The Tampa Police Department has now made a major change in their policy that would require two officers to handle a passively resistant arrest.

However, she also defended the officer, saying, "His mannerism was not of malice, he did not do any of that. His position was that he was just trying to finish his mission so that he could go back in service and unfortunately he used bad judgment in the process of doing that."

In addition, she denied Mimminger's allegations that she could not get up and walk, saying, "I concluded that it was not a misunderstanding, that it was deliberate. She knew exactly what she was doing at the time when they had to use additional restraints to get her into the car. If she did not have the strength I would think that her legs would've fallen, her legs remained up in the air. Once she was inside, because I continued the video and watched what happened when she was inside the booking area, I watched her get up and walk out with the paramedics that came."

The jail medical staff refused to book Mimminger into the jail, citing her medical condition. She was taken to the hospital instead.

"Is there really a need to drag a suspect through the sallyport and into the jail?" asked Doug Smith.

"That's what we're fixing," said Major Hobley-Burney.

She added that the Tampa Police Department cares about Mimminger's future, saying, "What I would love to do is to provide resources for her. We would love for her to be successful in life and that's one of my goals is that if she's willing to accept it, we're willing to offer it. I just want to see that she gets help."

The American Civil Liberties Union of Florida also watched the video and released this statement:

"It is always extremely troubling whenever police abuse their power or compromise an individual's civil rights and human dignity. Even as more information is coming to light, questions remain about the way Tampa police handled this case and whether the officers involved followed the appropriate procedures.

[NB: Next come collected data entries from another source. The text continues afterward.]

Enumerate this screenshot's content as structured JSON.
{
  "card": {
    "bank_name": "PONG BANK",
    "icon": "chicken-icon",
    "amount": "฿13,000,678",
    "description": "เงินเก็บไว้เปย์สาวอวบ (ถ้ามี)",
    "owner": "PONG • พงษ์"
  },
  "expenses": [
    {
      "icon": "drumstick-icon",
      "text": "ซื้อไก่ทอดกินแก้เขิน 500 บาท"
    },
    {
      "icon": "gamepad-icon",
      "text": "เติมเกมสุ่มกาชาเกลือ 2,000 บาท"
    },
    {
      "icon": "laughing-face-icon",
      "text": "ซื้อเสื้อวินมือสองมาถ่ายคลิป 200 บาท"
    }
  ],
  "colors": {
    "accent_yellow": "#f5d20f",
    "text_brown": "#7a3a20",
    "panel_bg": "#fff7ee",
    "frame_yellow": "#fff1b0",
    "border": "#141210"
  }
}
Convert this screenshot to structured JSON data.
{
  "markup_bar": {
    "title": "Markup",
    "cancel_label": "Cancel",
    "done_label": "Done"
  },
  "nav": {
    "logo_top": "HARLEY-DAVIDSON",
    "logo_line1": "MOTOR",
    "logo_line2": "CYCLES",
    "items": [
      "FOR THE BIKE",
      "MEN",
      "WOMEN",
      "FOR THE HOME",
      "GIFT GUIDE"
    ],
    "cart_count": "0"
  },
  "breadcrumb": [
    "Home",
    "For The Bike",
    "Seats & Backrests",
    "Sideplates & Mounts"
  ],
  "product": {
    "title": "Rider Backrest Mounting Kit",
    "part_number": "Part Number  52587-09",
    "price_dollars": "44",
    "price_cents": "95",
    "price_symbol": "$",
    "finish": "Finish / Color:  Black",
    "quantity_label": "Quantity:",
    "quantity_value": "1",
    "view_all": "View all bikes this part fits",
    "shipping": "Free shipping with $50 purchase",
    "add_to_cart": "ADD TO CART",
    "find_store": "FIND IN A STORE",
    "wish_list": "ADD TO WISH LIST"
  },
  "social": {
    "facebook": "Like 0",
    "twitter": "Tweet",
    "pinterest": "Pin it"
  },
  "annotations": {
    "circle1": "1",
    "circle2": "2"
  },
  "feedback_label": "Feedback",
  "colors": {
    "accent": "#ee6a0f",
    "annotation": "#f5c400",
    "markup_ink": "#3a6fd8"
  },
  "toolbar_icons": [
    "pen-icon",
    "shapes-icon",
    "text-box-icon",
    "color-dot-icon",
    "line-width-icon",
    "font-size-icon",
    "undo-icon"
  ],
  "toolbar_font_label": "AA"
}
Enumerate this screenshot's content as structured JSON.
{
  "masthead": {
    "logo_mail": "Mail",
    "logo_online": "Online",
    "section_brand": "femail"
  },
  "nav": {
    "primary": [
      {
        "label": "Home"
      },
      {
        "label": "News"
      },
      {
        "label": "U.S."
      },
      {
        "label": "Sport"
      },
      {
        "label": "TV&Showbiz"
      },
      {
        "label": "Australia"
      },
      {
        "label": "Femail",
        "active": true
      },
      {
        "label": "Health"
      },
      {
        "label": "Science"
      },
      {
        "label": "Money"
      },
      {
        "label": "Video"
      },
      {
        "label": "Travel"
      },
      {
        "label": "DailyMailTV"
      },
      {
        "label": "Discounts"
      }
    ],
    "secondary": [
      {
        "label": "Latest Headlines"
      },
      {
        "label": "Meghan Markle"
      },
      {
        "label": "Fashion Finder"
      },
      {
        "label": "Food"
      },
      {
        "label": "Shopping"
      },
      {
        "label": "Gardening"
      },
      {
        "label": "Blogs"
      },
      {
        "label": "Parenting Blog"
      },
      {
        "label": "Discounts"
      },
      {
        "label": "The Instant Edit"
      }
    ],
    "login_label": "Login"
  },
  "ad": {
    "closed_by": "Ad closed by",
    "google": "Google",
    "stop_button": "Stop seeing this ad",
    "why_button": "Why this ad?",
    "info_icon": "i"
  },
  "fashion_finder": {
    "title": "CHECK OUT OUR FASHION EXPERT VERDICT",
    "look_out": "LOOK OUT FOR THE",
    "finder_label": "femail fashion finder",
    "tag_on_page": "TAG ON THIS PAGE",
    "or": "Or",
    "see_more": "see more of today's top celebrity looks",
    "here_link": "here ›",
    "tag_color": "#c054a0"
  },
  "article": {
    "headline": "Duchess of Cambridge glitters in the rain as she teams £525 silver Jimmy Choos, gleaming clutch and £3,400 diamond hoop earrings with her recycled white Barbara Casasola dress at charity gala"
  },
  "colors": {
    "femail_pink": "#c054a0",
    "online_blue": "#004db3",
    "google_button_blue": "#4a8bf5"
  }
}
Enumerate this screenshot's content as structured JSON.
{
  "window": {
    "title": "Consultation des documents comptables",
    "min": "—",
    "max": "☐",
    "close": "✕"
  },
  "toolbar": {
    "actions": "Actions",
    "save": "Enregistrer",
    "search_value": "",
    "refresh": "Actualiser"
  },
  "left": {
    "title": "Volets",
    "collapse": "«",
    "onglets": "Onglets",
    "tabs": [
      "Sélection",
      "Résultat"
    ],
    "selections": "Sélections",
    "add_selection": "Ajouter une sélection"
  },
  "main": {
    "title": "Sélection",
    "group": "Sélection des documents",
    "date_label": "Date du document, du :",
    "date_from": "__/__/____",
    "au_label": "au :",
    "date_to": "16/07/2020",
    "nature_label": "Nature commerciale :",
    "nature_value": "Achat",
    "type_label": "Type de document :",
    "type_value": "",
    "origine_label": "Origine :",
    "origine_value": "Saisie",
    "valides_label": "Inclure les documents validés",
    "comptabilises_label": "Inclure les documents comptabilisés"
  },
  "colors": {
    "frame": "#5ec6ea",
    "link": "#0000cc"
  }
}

"We are pleased that the department took action to reprimand the officer involved and has changed its policy, but that is only the first step: the real test of whether the police are protecting the community they serve is how they follow the law and respect the rights of the people they interact with. The ACLU will be watching to ensure that the changed policy means that what happened to Sonja Mimminger never happens in the city of Tampa again."